Sure, business owners make mistakes too, but when it happens, it's on them. Nowhere to point the finger but at themselves. How about the auto dealerships that were hastily closed in trade for bailouts of the parent corporations? From CNN:
"Treasury made a series of decisions that may have substantially contributed to the accelerated shuttering of thousands of small businesses ... potentially adding tens of thousands of workers to the already lengthy unemployment rolls," said the report, released by the Special Inspector General for the Troubled Asset Relief Program (SIGTARP), Neil Barofsky.
GM and Chrysler were both required to submit restructuring plans to the Treasury's Auto Team in February of 2009, but the plans were rejected because Treasury deemed that the car makers weren't moving to close dealerships at a rate fast enough to keep their businesses viable.

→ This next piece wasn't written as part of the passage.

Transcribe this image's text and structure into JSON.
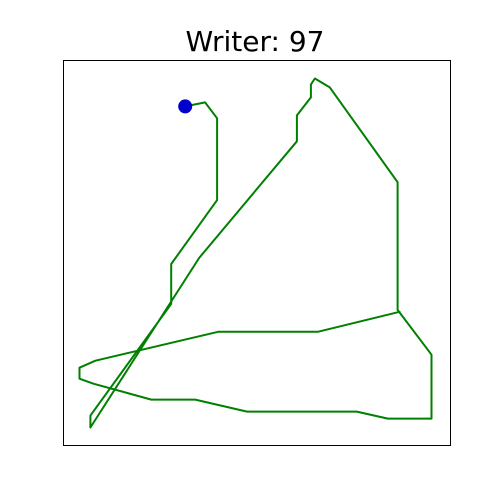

So the auto manufacturers accelerated the process, with the help of bankruptcy laws that let them cancel dealer contracts. Chrysler terminated 789 dealerships last summer and General Motors announced plans to wind down 1,454 dealerships by October of 2010.
I'm all about the austerity and cost savings, wherever they may be found. Were the dealerships losing money?

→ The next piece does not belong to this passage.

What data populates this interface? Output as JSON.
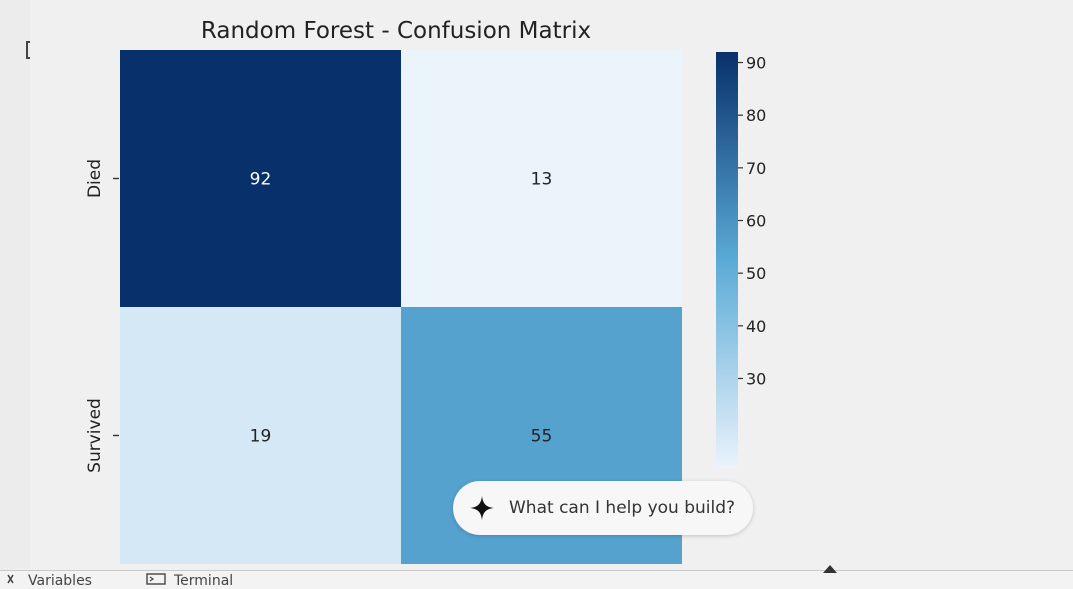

Dealerships weren't axed to save money: The audit also found that dealerships weren't axed for the sake of saving money but for "far more amorphous reasons."
"Key members of [Treasury's] Auto Team stated ... that they did not consider cost savings to be a factor in determining the need for dealership closures," the report said.
It would be interesting to learn what those 'amorphous reasons' were. I don't like an amorphous government. It just doesn't breed confidence.
Sure, the automakers made the deal with the devil, and had to take Treasury's terms to get the money. But actions should have some reasons underpinning them.
If the government is acting to save jobs, this was a complete idiot's way of doing it.